It was yesterday, January 19th. It was twenty-six years ago yesterday, 1982. She was not yet 37 years old.

Regina's collaboration with Jean "Toots" Thielemans on Aquarela Do Brasil that Mr. D. played on TTRH can be found on the album of the same name at Amazon. Highly recommended, as is nearly everything in Elis Regina's canon.
"When I get old like Edith Piaf, they will put me on the stage. It's the only thing that I know how to do, and which will be left to me: singing." - Elis Regina
Sources: Elis Regina Life Story (Google cache only); Wikipedia article; translation of 1965 newspaper article reporting Regina's performance of Arrastao.

Saturday, January 19, 2008

Blossom Dearie - Surrey With the Fringe on Top



On the Dreamtime list of shows that need to be done is one on Blossom Dearie and her School House Rock colleague, Jack Sheldon, another unique performer who our host mentioned in an aside in another TTRH episode.

Unfortunately, the two available YouTube videos of Dearie singing Rhode Island is Famous for You also feature miming performers in drag, so I think we'll take a pass on those and do another Broadway classic, Surrey With the Fringe on Top.

Dearie's version of Rhode Island... can be found on CD or as a downloadable MP3 at Amazon, from her album Soubrette Sings Broadway Hit Songs. Highly recommended for those who like Broadway show tunes, or those just discovering Blossom Dearie.

Friday, January 18, 2008

Sous Le Ciel De Paris - Édith Piaf



A slideshow of the City of Lights with English subtitles added by a TTRH fan.

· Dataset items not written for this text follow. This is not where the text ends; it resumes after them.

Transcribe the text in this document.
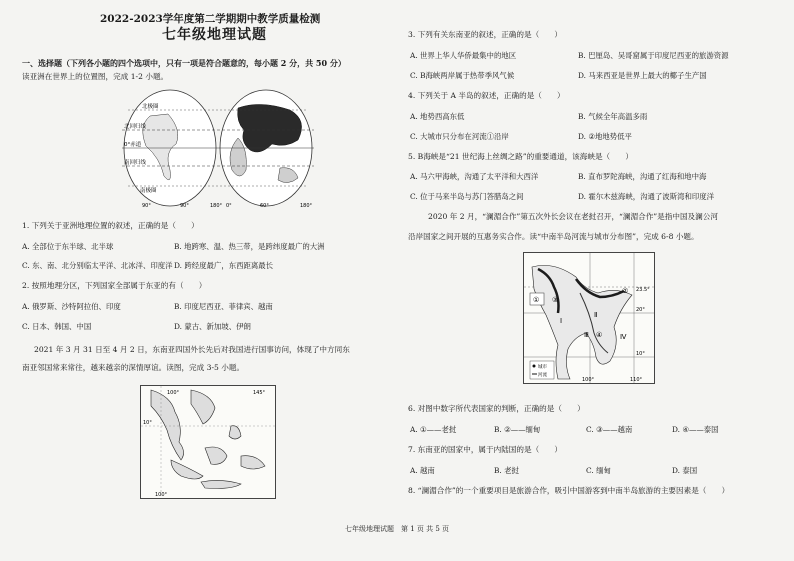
2022-2023学年度第二学期期中教学质量检测
七年级地理试题
一、选择题（下列各小题的四个选项中，只有一项是符合题意的，每小题 2 分，共 50 分）
读亚洲在世界上的位置图，完成 1-2 小题。
北极圈
北回归线
0°赤道
南回归线
南极圈
90°	180°
90°	0°	60°	180°
1. 下列关于亚洲地理位置的叙述，正确的是（　　）
A. 全部位于东半球、北半球	B. 地跨寒、温、热三带，是跨纬度最广的大洲
C. 东、南、北分别临太平洋、北冰洋、印度洋 D. 跨经度最广，东西距离最长
2. 按照地理分区，下列国家全部属于东亚的有（　　）
A. 俄罗斯、沙特阿拉伯、印度	B. 印度尼西亚、菲律宾、越南
C. 日本、韩国、中国	D. 蒙古、新加坡、伊朗
2021 年 3 月 31 日至 4 月 2 日，东南亚四国外长先后对我国进行国事访问，体现了中方同东
南亚邻国常来常往，越来越亲的深情厚谊。读图，完成 3-5 小题。
100°
145°
10°
100°
3. 下列有关东南亚的叙述，正确的是（　　）
A. 世界上华人华侨最集中的地区	B. 巴厘岛、吴哥窟属于印度尼西亚的旅游资源
C. B海峡两岸属于热带季风气候	D. 马来西亚是世界上最大的椰子生产国
4. 下列关于 A 半岛的叙述，正确的是（　　）
A. 地势西高东低	B. 气候全年高温多雨
C. 大城市只分布在河流①沿岸	D. ②地地势低平
5. B海峡是“21 世纪海上丝绸之路”的重要通道，该海峡是（　　）
A. 马六甲海峡，沟通了太平洋和大西洋	B. 直布罗陀海峡，沟通了红海和地中海
C. 位于马来半岛与苏门答腊岛之间	D. 霍尔木兹海峡，沟通了波斯湾和印度洋
2020 年 2 月，“澜湄合作”第五次外长会议在老挝召开，“澜湄合作”是指中国及澜公河
沿岸国家之间开展的互惠务实合作。读“中南半岛河流与城市分布图”，完成 6-8 小题。
① ③
②
Ⅰ
Ⅱ
Ⅲ	Ⅳ
④
23.5°
20°
10°
100°	110°
城市
河流
6. 对图中数字所代表国家的判断，正确的是（　　）
A. ①——老挝	B. ②——缅甸	C. ③——越南	D. ④——泰国
7. 东南亚的国家中，属于内陆国的是（　　）
A. 越南	B. 老挝	C. 缅甸	D. 泰国
8. “澜湄合作”的一个重要项目是旅游合作，吸引中国游客到中南半岛旅游的主要因素是（　　）
七年级地理试题　第 1 页 共 5 页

For a famous singer and cultural icon, little of Piaf's life is documented, her legend intertwined with the known facts. She was reportedly born on the pavement of Rue de Belleville 72, in Belleville, Paris. She was named Édith after the World War I British nurse Edith Cavell, who was executed for helping French soldiers escape from German captivity. Piaf — French slang for "sparrow" — was a nickname she would receive later in life. Before enlisting with the French Army to fight in World War I, her father took Piaf to his mother, a cook in a Normandy brothel, where the prostitutes there would help to look after Piaf.

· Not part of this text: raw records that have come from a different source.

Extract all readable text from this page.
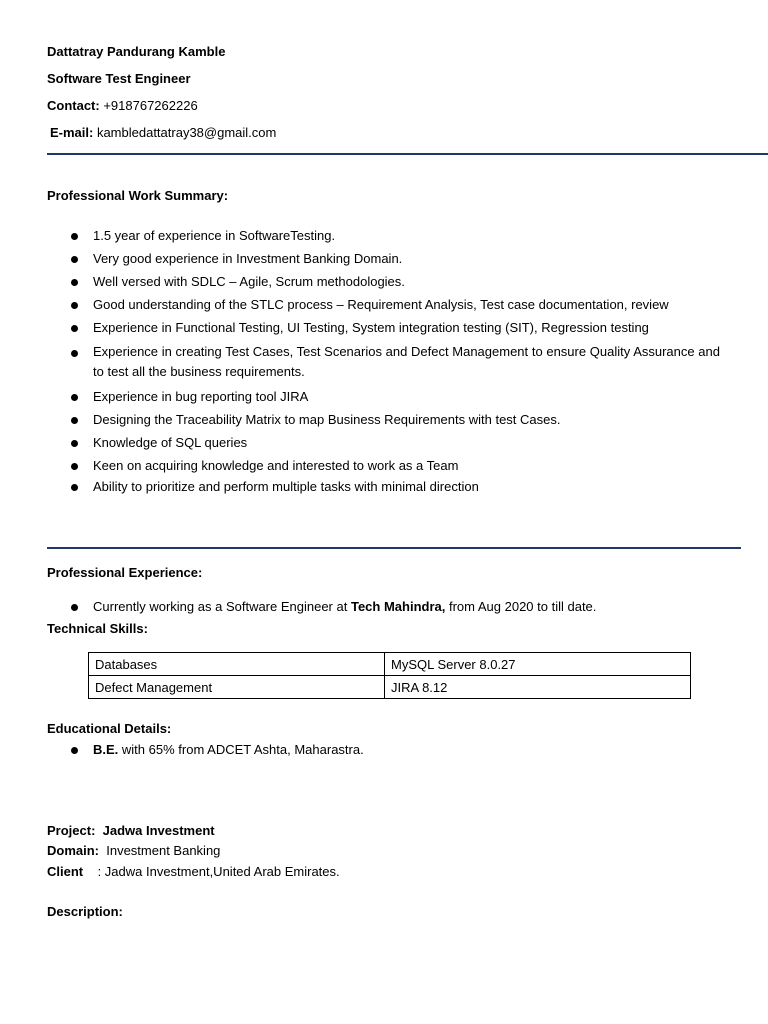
Dattatray Pandurang Kamble
Software Test Engineer
Contact: +918767262226
E-mail: kambledattatray38@gmail.com
Professional Work Summary:
1.5 year of experience in SoftwareTesting.
Very good experience in Investment Banking Domain.
Well versed with SDLC – Agile, Scrum methodologies.
Good understanding of the STLC process – Requirement Analysis, Test case documentation, review
Experience in Functional Testing, UI Testing, System integration testing (SIT), Regression testing
Experience in creating Test Cases, Test Scenarios and Defect Management to ensure Quality Assurance and to test all the business requirements.
Experience in bug reporting tool JIRA
Designing the Traceability Matrix to map Business Requirements with test Cases.
Knowledge of SQL queries
Keen on acquiring knowledge and interested to work as a Team
Ability to prioritize and perform multiple tasks with minimal direction
Professional Experience:
Currently working as a Software Engineer at Tech Mahindra, from Aug 2020 to till date.
Technical Skills:
Databases	MySQL Server 8.0.27
Defect Management	JIRA 8.12
Educational Details:
B.E. with 65% from ADCET Ashta, Maharastra.
Project:  Jadwa Investment
Domain:  Investment Banking
Client    : Jadwa Investment,United Arab Emirates.
Description:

From the age of three to seven, Piaf was allegedly blind as a result of conjunctivitis. According to one of her biographies, she recovered her sight after the prostitutes pooled money to send her on a pilgrimage honoring Saint Thérèse de Lisieux, resulting in a miraculous healing.

Her first mentor - a nightclub owner - was murdered a year after discovering (and nicknaming) Piaf in 1935. By the `40s, she was one of the most popular performers in Europe. It took a bit longer for Piaf to win over U.S. audiences, but she would eventually appear on the Ed Sullivan Show eight times and make two Carnegie Hall appearances.

Piaf also helped to launch the career of Charles Aznavour (Azanour's I Drink was featured in TTRH Season 1's "Drinking" episode) in the early 1950s, taking him on tour with her in France and the United States and recording some of his songs.

Piaf's signature song La vie en rose was written in 1945 and was voted a Grammy Hall of Fame Award in 1998.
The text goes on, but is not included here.